A key feature of the ASCENT network is that its 12 locations all use the same suite of four instruments under the same set of operating protocols so the data can be compared across the country.

One of those instruments, called a scanning mobility particle sizer (SMPS), was invented by Flagan. It gives a full distribution of the size of detected particles over time. Initially, when the fires started, the SMPS data showed that the concentrations of submicron particles decreased because the high winds were clearing the air. But once the wind settled a bit and air from the fires reached Pico Rivera, the SMPS saw large increases in the concentration and size of particulates.

"We can see that a couple of days after the fires, when the smoke reaches Pico Rivera, we have a huge spike in the total mass of aerosols," says Vine Blankenship, a graduate student at Caltech who has focused on the SMPS data.

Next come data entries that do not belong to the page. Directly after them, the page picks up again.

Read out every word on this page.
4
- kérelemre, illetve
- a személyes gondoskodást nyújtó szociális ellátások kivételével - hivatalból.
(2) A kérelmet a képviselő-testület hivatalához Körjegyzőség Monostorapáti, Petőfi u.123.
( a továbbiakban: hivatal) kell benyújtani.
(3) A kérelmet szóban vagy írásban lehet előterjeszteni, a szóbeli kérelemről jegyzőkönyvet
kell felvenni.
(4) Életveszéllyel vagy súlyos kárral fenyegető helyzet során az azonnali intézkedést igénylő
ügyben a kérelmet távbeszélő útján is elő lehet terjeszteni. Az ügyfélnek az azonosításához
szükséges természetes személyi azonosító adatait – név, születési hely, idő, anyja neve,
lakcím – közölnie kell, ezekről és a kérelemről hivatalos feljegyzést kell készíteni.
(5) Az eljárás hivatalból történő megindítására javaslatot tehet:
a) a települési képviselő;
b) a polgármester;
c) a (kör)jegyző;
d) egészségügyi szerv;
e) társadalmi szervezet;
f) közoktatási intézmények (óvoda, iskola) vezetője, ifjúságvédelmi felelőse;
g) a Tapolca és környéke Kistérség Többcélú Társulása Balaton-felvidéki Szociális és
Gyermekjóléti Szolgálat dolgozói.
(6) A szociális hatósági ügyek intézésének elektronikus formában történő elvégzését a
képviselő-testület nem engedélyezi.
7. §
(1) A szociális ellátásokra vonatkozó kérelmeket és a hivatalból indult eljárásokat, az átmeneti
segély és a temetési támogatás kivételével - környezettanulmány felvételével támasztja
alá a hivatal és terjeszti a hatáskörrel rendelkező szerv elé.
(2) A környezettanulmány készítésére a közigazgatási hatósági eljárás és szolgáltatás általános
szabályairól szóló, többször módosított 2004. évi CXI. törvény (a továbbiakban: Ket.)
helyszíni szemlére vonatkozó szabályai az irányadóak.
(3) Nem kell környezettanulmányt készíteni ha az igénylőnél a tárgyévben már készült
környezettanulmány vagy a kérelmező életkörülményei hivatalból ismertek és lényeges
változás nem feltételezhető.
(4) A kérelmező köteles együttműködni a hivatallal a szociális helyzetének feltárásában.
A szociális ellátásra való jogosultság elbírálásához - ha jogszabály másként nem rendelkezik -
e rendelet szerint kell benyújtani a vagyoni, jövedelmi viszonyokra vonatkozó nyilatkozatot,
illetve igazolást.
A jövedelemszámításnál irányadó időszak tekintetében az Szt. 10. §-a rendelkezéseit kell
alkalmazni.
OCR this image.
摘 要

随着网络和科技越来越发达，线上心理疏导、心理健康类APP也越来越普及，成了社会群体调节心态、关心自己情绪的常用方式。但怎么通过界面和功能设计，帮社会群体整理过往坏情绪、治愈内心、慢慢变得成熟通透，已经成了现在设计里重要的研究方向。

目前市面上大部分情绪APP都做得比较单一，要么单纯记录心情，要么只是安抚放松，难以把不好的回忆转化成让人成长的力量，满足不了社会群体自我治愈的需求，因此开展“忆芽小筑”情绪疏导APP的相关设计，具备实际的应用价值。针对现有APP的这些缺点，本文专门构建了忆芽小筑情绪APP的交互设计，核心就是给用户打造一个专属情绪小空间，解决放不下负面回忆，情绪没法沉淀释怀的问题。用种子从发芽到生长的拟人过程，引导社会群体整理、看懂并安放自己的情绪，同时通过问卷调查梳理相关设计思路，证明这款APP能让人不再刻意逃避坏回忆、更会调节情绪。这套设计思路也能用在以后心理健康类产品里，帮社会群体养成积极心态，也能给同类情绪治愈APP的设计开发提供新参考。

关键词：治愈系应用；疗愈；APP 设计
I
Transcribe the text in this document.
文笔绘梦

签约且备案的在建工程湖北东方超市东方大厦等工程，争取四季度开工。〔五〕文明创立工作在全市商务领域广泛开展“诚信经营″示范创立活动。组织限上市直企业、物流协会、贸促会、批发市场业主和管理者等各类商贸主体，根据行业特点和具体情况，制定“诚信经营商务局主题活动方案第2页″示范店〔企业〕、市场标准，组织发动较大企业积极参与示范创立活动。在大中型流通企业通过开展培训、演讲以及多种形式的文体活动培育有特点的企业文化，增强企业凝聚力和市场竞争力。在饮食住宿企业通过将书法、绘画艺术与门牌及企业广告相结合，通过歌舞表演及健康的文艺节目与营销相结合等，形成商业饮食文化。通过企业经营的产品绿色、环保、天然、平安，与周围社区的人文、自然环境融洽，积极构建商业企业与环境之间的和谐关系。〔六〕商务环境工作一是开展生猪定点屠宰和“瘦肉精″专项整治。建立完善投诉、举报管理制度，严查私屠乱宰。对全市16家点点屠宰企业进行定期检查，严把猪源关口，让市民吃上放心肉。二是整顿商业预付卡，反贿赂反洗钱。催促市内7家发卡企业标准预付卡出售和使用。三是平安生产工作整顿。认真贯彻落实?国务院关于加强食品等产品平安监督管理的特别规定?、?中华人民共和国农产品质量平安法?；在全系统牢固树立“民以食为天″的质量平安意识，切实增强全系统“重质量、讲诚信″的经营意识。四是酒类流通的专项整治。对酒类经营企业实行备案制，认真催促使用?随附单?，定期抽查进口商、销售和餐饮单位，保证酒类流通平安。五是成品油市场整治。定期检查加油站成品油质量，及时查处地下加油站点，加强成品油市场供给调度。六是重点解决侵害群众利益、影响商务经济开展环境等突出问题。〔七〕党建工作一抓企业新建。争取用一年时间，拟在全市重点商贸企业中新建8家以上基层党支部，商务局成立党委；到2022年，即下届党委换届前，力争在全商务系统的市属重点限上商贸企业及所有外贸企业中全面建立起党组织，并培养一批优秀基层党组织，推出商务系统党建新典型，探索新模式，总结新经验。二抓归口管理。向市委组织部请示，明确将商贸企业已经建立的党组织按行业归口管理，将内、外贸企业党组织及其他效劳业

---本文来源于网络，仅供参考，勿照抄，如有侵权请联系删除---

"There are clear statistical associations between aerosols-particulate matter smaller than 2.5 microns in diameter, known as PM2.5-and health," says Flagan. He notes that it took 20 years of data collection to go from just the definition of PM2.5 in the late 1970s to the establishment of statistical health associations that were required for the EPA to build PM2.5 into the air-quality standards. "Generally, air-quality measurements don't have the level of detail necessary to make those associations. It's all been data collected by networks built by research teams trying to understand the impacts of air pollution. That's why work like this continues to be important."

The ASCENT data have captured the interest of many air-quality researchers and agencies. Other institutions have already come to the Pico Rivera site to collect data with additional instruments. The SCAQMD is also currently setting up two additional aerosol measurement stations in order to capture additional data points.